Não se trata de falta de competência, mas de uma estrutura que ainda exige que sejamos as mesmas profissionais de antes, “apenas” com uma jornada invisível a mais. Em cargos de liderança, essa pressão é ainda mais intensa. O espaço para falhar é menor. O julgamento, mais rápido. E a cobrança, muitas vezes silenciosa, é a de provar o tempo todo que se é capaz de entregar como se nada tivesse mudado.
No meu caso, mudou tudo. Me tornei mãe de dois meninos gêmeos, da geração Alfa, nativos digitais, nascidos num mundo veloz, conectado e hiperestimulante. Mas, ao contrário do que muitos supõem, a maternidade não me desconectou da minha carreira, nem desacelerou minha trajetória. Refinou meu olhar. Me mostrou que liderar pessoas e criar filhos compartilham uma base em comum: intenção, escuta e coragem.
Essa convivência com uma geração que já nasceu no digital me forçou a me atualizar. Não apenas em ferramentas, mas em mentalidade. Aprendi a pensar o futuro com mais responsabilidade e a escutar com mais profundidade. Se em casa ensino respeito, curiosidade e colaboração, no trabalho procuro aplicar os mesmos valores. Foi nesse cotidiano, entre decisões profissionais e conversas infantis, que percebi como educar e liderar têm muito em comum.

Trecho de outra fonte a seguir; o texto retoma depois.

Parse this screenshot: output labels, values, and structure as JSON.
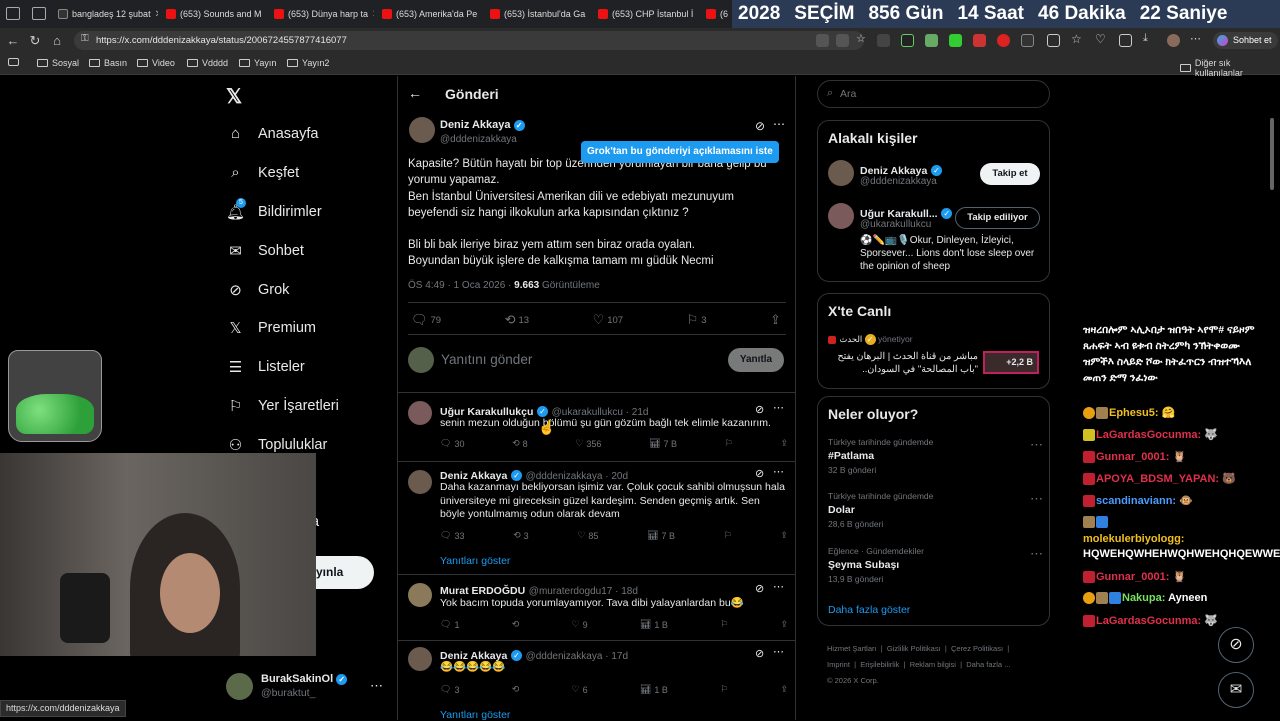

A partir dessa vivência, comecei a perceber o quanto subestimamos as habilidades desenvolvidas na vida pessoal quando falamos de liderança no mercado. Gerenciar crises, tomar decisões rápidas, lidar com múltiplas prioridades e manter o foco no que realmente importa são práticas cotidianas de muitas mães, e também competências cada vez mais exigidas em ambientes inovadores.
No setor de games, onde atuo, essas habilidades se tornaram centrais. A indústria exige adaptação constante, pensamento estratégico e sensibilidade para ler cenários em transformação. E, embora 51% dos jogadores brasileiros com mais de 16 anos sejam mulheres, apenas 29,8% dos profissionais que atuam no setor se identificam como tal. A discrepância entre presença e protagonismo ainda é gritante.

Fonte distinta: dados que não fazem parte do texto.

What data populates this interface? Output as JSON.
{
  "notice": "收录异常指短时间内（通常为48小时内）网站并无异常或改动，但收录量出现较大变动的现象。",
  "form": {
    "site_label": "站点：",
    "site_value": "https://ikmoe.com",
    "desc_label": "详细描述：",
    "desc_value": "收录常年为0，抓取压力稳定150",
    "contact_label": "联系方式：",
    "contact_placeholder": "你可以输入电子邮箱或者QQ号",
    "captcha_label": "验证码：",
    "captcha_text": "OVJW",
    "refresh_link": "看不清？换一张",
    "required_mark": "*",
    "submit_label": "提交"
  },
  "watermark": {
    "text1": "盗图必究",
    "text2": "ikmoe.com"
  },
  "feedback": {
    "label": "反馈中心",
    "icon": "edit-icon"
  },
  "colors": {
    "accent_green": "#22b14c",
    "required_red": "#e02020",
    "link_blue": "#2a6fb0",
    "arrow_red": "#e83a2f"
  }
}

O desafio de permanecer, crescer e liderar nesse ambiente se soma à estatística revelada por outro levantamento, da Catho: no Brasil, seis em cada dez mães estão fora do mercado de trabalho. Entre as que permanecem, só 15% ocupam cargos de liderança. É um retrato claro de um sistema que não foi desenhado para a realidade de quem precisa dividir o tempo entre decisões de negócio e febres noturnas.
Mas se o mercado ainda olha com dúvida, a prática mostra outra coisa. A maternidade aguçou minha escuta, minha capacidade de priorização e minha leitura de contexto. Me ensinou a agir com mais intenção e a liderar com mais humanidade. E isso não me afastou da inovação. Me aproximou dela.

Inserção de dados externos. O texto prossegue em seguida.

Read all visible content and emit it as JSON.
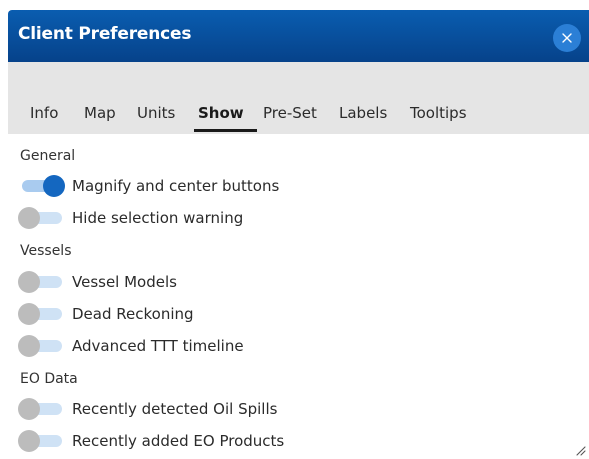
{
  "dialog": {
    "title": "Client Preferences",
    "close_label": "×"
  },
  "tabs": [
    {
      "label": "Info",
      "active": false
    },
    {
      "label": "Map",
      "active": false
    },
    {
      "label": "Units",
      "active": false
    },
    {
      "label": "Show",
      "active": true
    },
    {
      "label": "Pre-Set",
      "active": false
    },
    {
      "label": "Labels",
      "active": false
    },
    {
      "label": "Tooltips",
      "active": false
    }
  ],
  "sections": {
    "general": {
      "heading": "General",
      "items": [
        {
          "label": "Magnify and center buttons",
          "on": true
        },
        {
          "label": "Hide selection warning",
          "on": false
        }
      ]
    },
    "vessels": {
      "heading": "Vessels",
      "items": [
        {
          "label": "Vessel Models",
          "on": false
        },
        {
          "label": "Dead Reckoning",
          "on": false
        },
        {
          "label": "Advanced TTT timeline",
          "on": false
        }
      ]
    },
    "eo_data": {
      "heading": "EO Data",
      "items": [
        {
          "label": "Recently detected Oil Spills",
          "on": false
        },
        {
          "label": "Recently added EO Products",
          "on": false
        }
      ]
    }
  },
  "colors": {
    "header_top": "#0a5db0",
    "header_bottom": "#06428a",
    "tab_bar": "#e5e5e5",
    "switch_on": "#1467c0",
    "switch_off": "#bcbcbc",
    "track": "#cfe2f5"
  },
  "icons": {
    "close": "close-icon",
    "resize": "resize-handle-icon"
  }
}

Liderar, hoje, é muito menos sobre controle e muito mais sobre criação. É sobre sustentar ambientes onde talentos crescem com segurança e propósito. É sobre formar times que performam não só porque têm metas, mas porque entendem por que fazem o que fazem.
Esse tipo de cultura não se cria com fórmulas prontas. Se constrói com consistência, vulnerabilidade e visão de longo prazo. Valores que aprendi dentro e fora de casa, e que carrego todos os dias no meu trabalho.
Quando penso no futuro da liderança, não penso em dar conta de tudo. Penso em redesenhar o que significa “dar conta”. Penso em uma estrutura que permita que mais mulheres, com ou sem filhos, ocupem seus espaços com liberdade e inteireza. Penso em lideranças que não precisam esconder suas camadas para serem levadas a sério. E em um mercado que entenda: quem cuida do futuro também deve ter lugar para moldá-lo.